Some additionally seen that Llama 4 was launched at an odd time. Saturday doesn’t are usually when large AI information drops. After somebody on Threads requested why Llama 4 was launched over the weekend, Meta CEO Mark Zuckerberg replied: “That’s when it was prepared.”
“It’s a really complicated launch usually,” says Willison, who carefully follows and paperwork AI fashions. “The mannequin rating that we acquired there’s utterly nugatory to me. I can’t even use the mannequin that they acquired a excessive rating on.”
Meta’s path to releasing Llama 4 wasn’t precisely clean. According to a current report from The Information, the corporate repeatedly pushed again the launch because of the mannequin failing to fulfill inside expectations. Those expectations are particularly excessive after DeepSeek, an open-source AI startup from China, launched an open-weight mannequin that generated a ton of buzz.

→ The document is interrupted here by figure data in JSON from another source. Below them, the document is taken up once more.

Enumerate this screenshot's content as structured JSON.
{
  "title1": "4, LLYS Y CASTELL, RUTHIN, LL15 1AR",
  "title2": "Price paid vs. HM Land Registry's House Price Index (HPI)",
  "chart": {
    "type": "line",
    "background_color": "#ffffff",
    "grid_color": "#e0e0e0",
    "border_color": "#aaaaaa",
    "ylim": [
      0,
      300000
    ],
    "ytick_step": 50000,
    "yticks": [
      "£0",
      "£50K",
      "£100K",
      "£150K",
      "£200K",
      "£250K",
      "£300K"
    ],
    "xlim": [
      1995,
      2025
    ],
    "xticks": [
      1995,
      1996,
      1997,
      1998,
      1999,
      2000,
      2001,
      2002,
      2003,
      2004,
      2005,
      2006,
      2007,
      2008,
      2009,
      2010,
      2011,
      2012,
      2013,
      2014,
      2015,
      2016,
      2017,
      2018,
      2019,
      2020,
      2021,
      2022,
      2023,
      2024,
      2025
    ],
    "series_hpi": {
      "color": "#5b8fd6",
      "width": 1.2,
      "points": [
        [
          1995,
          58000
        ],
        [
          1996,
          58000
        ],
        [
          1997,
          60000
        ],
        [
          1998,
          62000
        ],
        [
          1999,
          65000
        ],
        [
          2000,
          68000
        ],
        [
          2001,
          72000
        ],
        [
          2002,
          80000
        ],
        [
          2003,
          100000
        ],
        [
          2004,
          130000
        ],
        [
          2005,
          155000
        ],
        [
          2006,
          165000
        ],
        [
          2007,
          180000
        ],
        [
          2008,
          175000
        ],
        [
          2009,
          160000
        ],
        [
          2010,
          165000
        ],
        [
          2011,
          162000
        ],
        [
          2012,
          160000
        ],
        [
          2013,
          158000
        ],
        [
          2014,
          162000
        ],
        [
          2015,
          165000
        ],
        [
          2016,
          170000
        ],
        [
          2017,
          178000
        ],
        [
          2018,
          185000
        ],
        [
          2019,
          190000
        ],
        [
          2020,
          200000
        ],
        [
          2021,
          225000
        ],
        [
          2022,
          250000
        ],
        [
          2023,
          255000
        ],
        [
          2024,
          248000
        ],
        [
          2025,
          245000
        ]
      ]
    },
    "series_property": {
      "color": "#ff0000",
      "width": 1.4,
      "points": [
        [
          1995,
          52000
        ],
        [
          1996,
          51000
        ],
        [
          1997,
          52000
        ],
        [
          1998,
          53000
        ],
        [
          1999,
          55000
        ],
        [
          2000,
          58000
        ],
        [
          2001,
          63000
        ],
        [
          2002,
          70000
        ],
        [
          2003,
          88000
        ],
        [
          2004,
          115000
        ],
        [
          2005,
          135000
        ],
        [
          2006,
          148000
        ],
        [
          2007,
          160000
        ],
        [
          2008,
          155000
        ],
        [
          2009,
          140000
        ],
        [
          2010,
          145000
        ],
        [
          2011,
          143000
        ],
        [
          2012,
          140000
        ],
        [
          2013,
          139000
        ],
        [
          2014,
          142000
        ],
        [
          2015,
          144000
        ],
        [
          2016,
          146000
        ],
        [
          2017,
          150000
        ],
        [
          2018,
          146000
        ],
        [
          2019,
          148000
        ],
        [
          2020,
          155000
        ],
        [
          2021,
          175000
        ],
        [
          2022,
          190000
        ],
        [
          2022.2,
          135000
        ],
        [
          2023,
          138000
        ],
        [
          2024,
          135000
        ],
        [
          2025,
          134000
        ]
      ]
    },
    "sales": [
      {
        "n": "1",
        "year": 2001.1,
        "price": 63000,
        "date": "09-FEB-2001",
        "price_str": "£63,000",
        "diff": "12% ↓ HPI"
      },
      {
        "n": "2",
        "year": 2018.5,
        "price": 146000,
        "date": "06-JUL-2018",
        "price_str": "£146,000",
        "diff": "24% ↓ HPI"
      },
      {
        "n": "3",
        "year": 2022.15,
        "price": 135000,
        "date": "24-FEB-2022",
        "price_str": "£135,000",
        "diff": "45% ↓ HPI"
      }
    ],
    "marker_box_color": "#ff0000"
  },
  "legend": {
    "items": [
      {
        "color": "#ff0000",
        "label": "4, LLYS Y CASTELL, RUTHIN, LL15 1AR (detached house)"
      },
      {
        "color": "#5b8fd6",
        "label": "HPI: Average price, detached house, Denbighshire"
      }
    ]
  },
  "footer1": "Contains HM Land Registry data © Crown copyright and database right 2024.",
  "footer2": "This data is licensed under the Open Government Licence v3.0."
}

Ultimately, utilizing an optimized mannequin in LMArena places builders in a troublesome place. When deciding on fashions like Llama 4 for his or her functions, they naturally look to benchmarks for steering. But as is the case for Maverick, these benchmarks can mirror capabilities that aren’t truly obtainable within the fashions that the general public can entry.
As AI growth accelerates, this episode reveals how benchmarks have gotten battlegrounds. It additionally reveals how Meta is keen to be seen as an AI chief, even when meaning gaming the system.